A thundering crack of laughter echoed in my head like it had been born there; it hadn't. It was placed there by the man who was sharing this battle with me.
Well...maybe not “sharing.”
A steely spear flew across my field of vision, planting itself in the torso of one of the angry men trying to kill me. He was bowled over, planted to the ground as surely as if a dart had stuck him to a dartboard. A huge figure landed beside it, planting a foot in the fallen man's chest and pulling the spear from the body. He bellowed over the field of war, and everyone flinched at once...
...Except me. I swung my axe and took five heads off while they were distracted. Then I leapt into the air, letting my flight powers kick in, and swept over a coming rank of men armed with bows and axes and swords, covering them over with fire and flame, burning them as though I were a dragon.
“Yes, that is the spirit,” the voice of Odin echoed in my head. “Savage men cannot be stopped by reason, by trying to 'civilize' them. For some, the brute nature is close to the surface. Untamed. You can only stop them with sword and fire.”
“I'm not even in Rome, but I'm doing as the Romans do,” I said, dropping into a thick patch of angry, blue-painted...Celts? Nords? Colts fans? I wasn't even sure who I was fighting, but they were painted up like Braveheart and draped in furs, their weapons not of the highest quality I'd seen. I sent out a shock of ice from my feet that froze legs, halting my enemies in place long enough for me to swing the axe again, ending the lives of several of them. “What's the idea here, again? 'Faster Pussycat, Kill Kill?'”
“The idea is to get your aggression out,” Odin said, now beside me again, impaling three dudes on Gungnir (his spear) like they were shish kabobs. “You live by the laws of man, but you know in your heart that this modern take on humanity, this idea that we can be perfected into peace and controlled into submission – it is a farce that only stands so long as someone with great strength does not defy and shatter the illusion.”
I swung again, taking the head of another Colts fan, clearly still pissed about Peyton Manning's leaving them for Denver. “Lucky thing I'm here, then, I guess.”
Odin's smile forced its way into my head though I wasn't looking at him, a peculiar effect of his power, the Warmind. I had it, too, but for me it worked as a sort of psychic disruptor, something that would knock an enemy back a few steps, distract them a few seconds so I could deliver a coup de grace.

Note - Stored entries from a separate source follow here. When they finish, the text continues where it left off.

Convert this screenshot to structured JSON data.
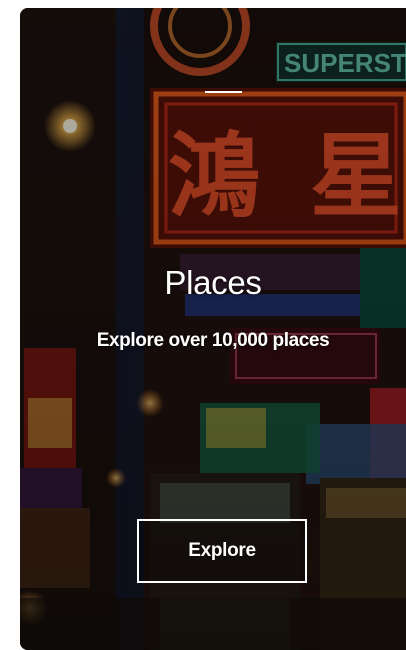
{
  "card": {
    "title": "Places",
    "subtitle": "Explore over 10,000 places",
    "button_label": "Explore",
    "background_image": "neon-street-signs-night-city"
  },
  "colors": {
    "text": "#ffffff",
    "button_border": "#ffffff"
  }
}
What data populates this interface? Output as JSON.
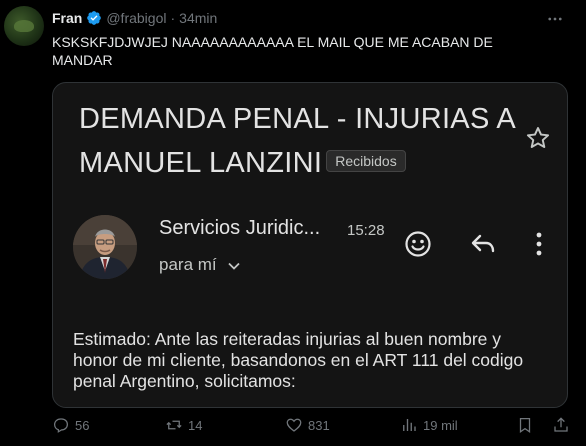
{
  "tweet": {
    "author_name": "Fran",
    "handle": "@frabigol",
    "separator": "·",
    "time_ago": "34min",
    "text": "KSKSKFJDJWJEJ NAAAAAAAAAAAA EL MAIL QUE ME ACABAN DE MANDAR"
  },
  "email": {
    "subject": "DEMANDA PENAL - INJURIAS A MANUEL LANZINI",
    "label": "Recibidos",
    "sender_name": "Servicios Juridic...",
    "time": "15:28",
    "recipient": "para mí",
    "body": "Estimado: Ante las reiteradas injurias al buen nombre y honor de mi cliente, basandonos en el ART 111 del codigo penal Argentino, solicitamos:"
  },
  "actions": {
    "replies": "56",
    "retweets": "14",
    "likes": "831",
    "views": "19 mil"
  },
  "colors": {
    "verified": "#1d9bf0",
    "muted": "#71767b",
    "card_bg": "#141414"
  },
  "icons": [
    "verified-badge-icon",
    "more-icon",
    "star-icon",
    "emoji-icon",
    "reply-icon",
    "more-vert-icon",
    "chevron-down-icon",
    "reply-count-icon",
    "retweet-icon",
    "like-icon",
    "views-icon",
    "bookmark-icon",
    "share-icon"
  ]
}
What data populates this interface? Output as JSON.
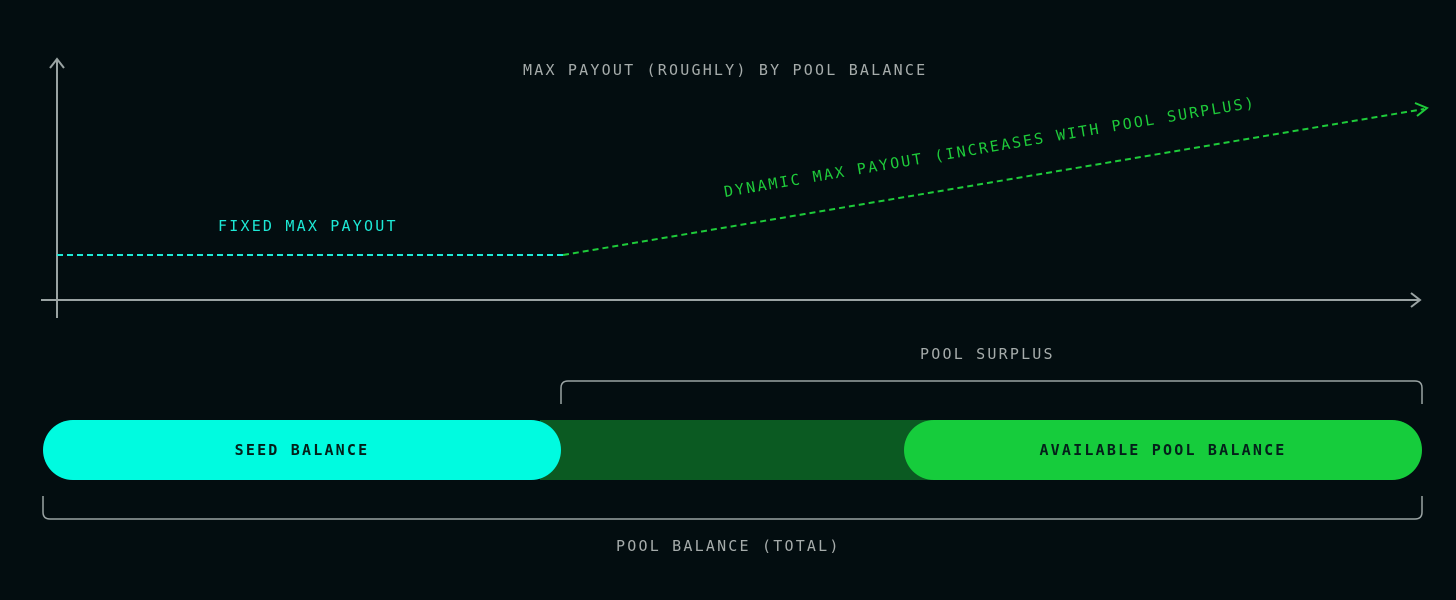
{
  "colors": {
    "background": "#030d10",
    "axis": "#9aa3a3",
    "fixed": "#1de9d6",
    "dynamic": "#1ecb3a",
    "seed_pill": "#00fbe0",
    "surplus_region": "#0b5a22",
    "available_pill": "#16cc3c",
    "muted_text": "#a6acab"
  },
  "chart": {
    "title": "MAX PAYOUT (ROUGHLY) BY POOL BALANCE",
    "fixed_label": "FIXED MAX PAYOUT",
    "dynamic_label": "DYNAMIC MAX PAYOUT (INCREASES WITH POOL SURPLUS)"
  },
  "bar": {
    "seed_label": "SEED BALANCE",
    "available_label": "AVAILABLE POOL BALANCE",
    "surplus_label": "POOL SURPLUS",
    "total_label": "POOL BALANCE (TOTAL)"
  }
}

For Odin, it seemed...bigger. Way bigger. Almost a sort of backdoor telepathy combined with a soul-crushing mentalist power if he chose to exercise it.
“This is what you do,” he said. “Fight to defend against the barbarians at the gates and in the city of man. Keep back the tide of those who would inadvertently haul it all down around our ears. For the destroyers of civilization come often in the form of conquerors who merely means to take it over. They are fools who stand up on the fortieth floor of a skyscraper and think themselves able to fly while they undermine the foundations all the way down.”
“That was kinda specific,” I said, ducking low and swinging high, missing a sword to the head and burying my axe in guts. “I will say – it seems to me this kind of fight is easier than what I do. Find new lands, pillage them.” I swung my axe upward, taking a man through the chin and splitting his face wide open. Didn't bother me, I realized dimly; in fact, I felt strangely alive in a way I hadn't since I quit drinking.
“It has always been easier to destroy than create...” Odin's eye found me, boring into my skull through the Warmind, a not-subtle pressure on my psyche as I killed three guys in rapid succession. “...harder to protect than to lay asunder.”
“Plus: thankless,” I said, ready to come up for another attack, but realizing that the battlefield was already fading around me. The dreamwalk was coming to an end, a faint buzzing in the distance pulling me out of the blissful slumber of slaughter and mayhem. “Aww. That went fast.”
Odin chuckled. He was fading, too. “Come visit me again soon, Sienna. It is a pleasure to conquer with you, even in dreams.” He looked into the distance with a thousand-yard stare. “It reminds me of days of old, with your grandmother at my side.”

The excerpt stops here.